Moi qui avait adoré leur 1er album, et attendant avec impatience leur 2e opus, je m'étais jeté dessus... et avait été largement laissé sur ma faim. Aucun pic d'émotion, une constante sensation d'imperfection, à chaque écoute des sentiments mitigés sur la réelle qualité de cet album.
J'essaie pourtant régulièrement de m'y remettre mais à chaque fois le même vide émotionnel, toujours indescriptible. Et là je tombe sur ce site et sur cette chronique, et tout s'eclaircit!!

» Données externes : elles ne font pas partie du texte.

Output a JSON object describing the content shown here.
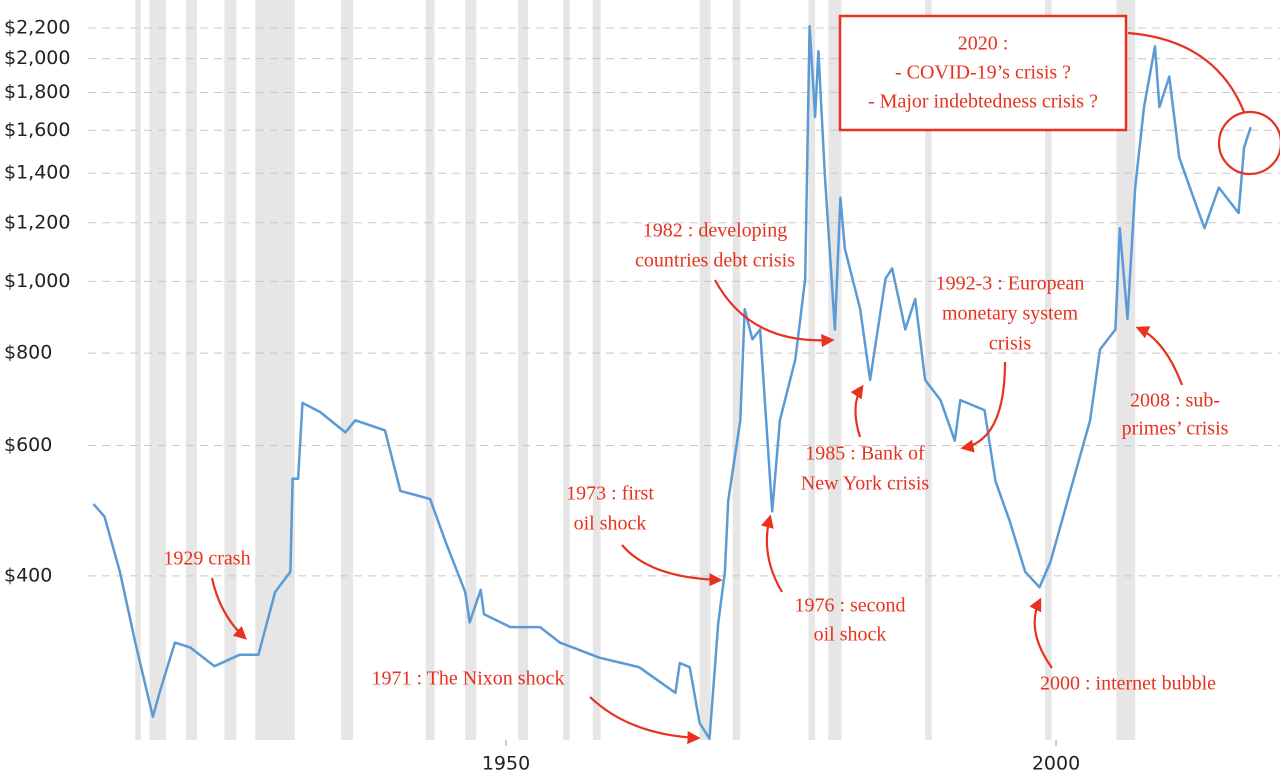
{
  "chart_data": {
    "type": "line",
    "log_y": true,
    "grid": true,
    "xlim": [
      1912,
      2019
    ],
    "ylim": [
      240,
      2400
    ],
    "xticks": [
      1950,
      2000
    ],
    "yticks": [
      {
        "value": 400,
        "label": "$400"
      },
      {
        "value": 600,
        "label": "$600"
      },
      {
        "value": 800,
        "label": "$800"
      },
      {
        "value": 1000,
        "label": "$1,000"
      },
      {
        "value": 1200,
        "label": "$1,200"
      },
      {
        "value": 1400,
        "label": "$1,400"
      },
      {
        "value": 1600,
        "label": "$1,600"
      },
      {
        "value": 1800,
        "label": "$1,800"
      },
      {
        "value": 2000,
        "label": "$2,000"
      },
      {
        "value": 2200,
        "label": "$2,200"
      }
    ],
    "recession_color": "#e6e6e6",
    "recessions": [
      [
        1916.3,
        1916.8
      ],
      [
        1917.6,
        1919.1
      ],
      [
        1920.9,
        1921.9
      ],
      [
        1924.4,
        1925.5
      ],
      [
        1927.2,
        1930.8
      ],
      [
        1935.0,
        1936.1
      ],
      [
        1942.7,
        1943.5
      ],
      [
        1946.3,
        1947.3
      ],
      [
        1951.1,
        1952.0
      ],
      [
        1955.2,
        1955.8
      ],
      [
        1957.9,
        1958.6
      ],
      [
        1967.6,
        1968.6
      ],
      [
        1970.6,
        1971.3
      ],
      [
        1977.5,
        1978.1
      ],
      [
        1979.3,
        1980.5
      ],
      [
        1988.1,
        1988.7
      ],
      [
        1999.0,
        1999.6
      ],
      [
        2005.5,
        2007.2
      ]
    ],
    "x": [
      1912.5,
      1913.5,
      1914.9,
      1916.3,
      1917.9,
      1918.5,
      1919.9,
      1921.3,
      1923.5,
      1925.8,
      1927.5,
      1929,
      1930.4,
      1930.6,
      1931.1,
      1931.5,
      1933.1,
      1935.4,
      1936.3,
      1939,
      1940.4,
      1943.1,
      1944.5,
      1946.3,
      1946.7,
      1947.7,
      1948,
      1950.4,
      1953.1,
      1954.9,
      1958.5,
      1962.1,
      1965.4,
      1965.8,
      1966.7,
      1967.6,
      1968.5,
      1969.3,
      1969.9,
      1970.2,
      1971.3,
      1971.7,
      1972.4,
      1973.1,
      1974.2,
      1974.9,
      1976.3,
      1977.2,
      1977.6,
      1978.1,
      1978.4,
      1979,
      1979.9,
      1980.4,
      1980.8,
      1982.2,
      1983.1,
      1984.5,
      1985.1,
      1986.3,
      1987.2,
      1988.1,
      1989.5,
      1990.8,
      1991.3,
      1993.5,
      1994.5,
      1995.8,
      1997.2,
      1998.5,
      1999.5,
      2001.3,
      2003.1,
      2004,
      2005.4,
      2005.8,
      2006.5,
      2007.2,
      2008,
      2009,
      2009.4,
      2010.3,
      2011.2,
      2012.5,
      2013.5,
      2014.8,
      2016.6,
      2017.1,
      2017.7
    ],
    "series": [
      {
        "color": "#5b9bd5",
        "values": [
          500,
          481,
          405,
          325,
          258,
          278,
          325,
          320,
          302,
          313,
          313,
          380,
          405,
          541,
          541,
          685,
          666,
          625,
          649,
          629,
          521,
          508,
          445,
          380,
          346,
          383,
          355,
          341,
          341,
          325,
          310,
          301,
          278,
          305,
          301,
          253,
          241,
          346,
          405,
          505,
          649,
          917,
          835,
          861,
          489,
          649,
          784,
          1008,
          2213,
          1668,
          2046,
          1381,
          861,
          1297,
          1108,
          917,
          736,
          1008,
          1041,
          861,
          947,
          736,
          691,
          609,
          691,
          670,
          537,
          474,
          405,
          386,
          418,
          521,
          649,
          809,
          861,
          1180,
          890,
          1339,
          1720,
          2078,
          1720,
          1891,
          1471,
          1297,
          1180,
          1339,
          1237,
          1517,
          1616
        ]
      }
    ],
    "annotations": [
      [
        "1929 crash"
      ],
      [
        "1971 : The Nixon shock"
      ],
      [
        "1973 : first",
        "oil shock"
      ],
      [
        "1976 : second",
        "oil shock"
      ],
      [
        "1982 : developing",
        "countries debt crisis"
      ],
      [
        "1985 : Bank of",
        "New York crisis"
      ],
      [
        "1992-3 : European",
        "monetary system",
        "crisis"
      ],
      [
        "2008 : sub-",
        "primes’ crisis"
      ],
      [
        "2000 : internet bubble"
      ],
      [
        "2020 :",
        "- COVID-19’s crisis ?",
        "- Major indebtedness crisis ?"
      ]
    ],
    "annotation_color": "#e8321f"
  }
}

Donc pour faire court : "tout pareil" que dans cette chronique si conforme à cette semi-déception (gâchis?).

incubation
Invité
Posté le: 27/07/2006 à 17h32 - (31210)
Voilà une oeuvre au combien génialissime! Rarement les musiques sombres nous offrent de tels degrés de subtilité. Cette même subtilité qui confère à ce disque son caractère mature, purement anti commmercial mais également un versant d' inaccessibilité certaine ; ce qui explique à mon avis le ressentiment de beaucoup à son égard. Trop particulière pour être appréciée à sa juste valeur par tous, la musique de virgin black laissera sur le carreau tous ceux qui seront "APTES" à s'en délecter, les autres auront beau persister, leurs esgourdes resteront de marbre. En résumé, une musique complexe et raffinée, à ne pas mettre entre toutes les mains.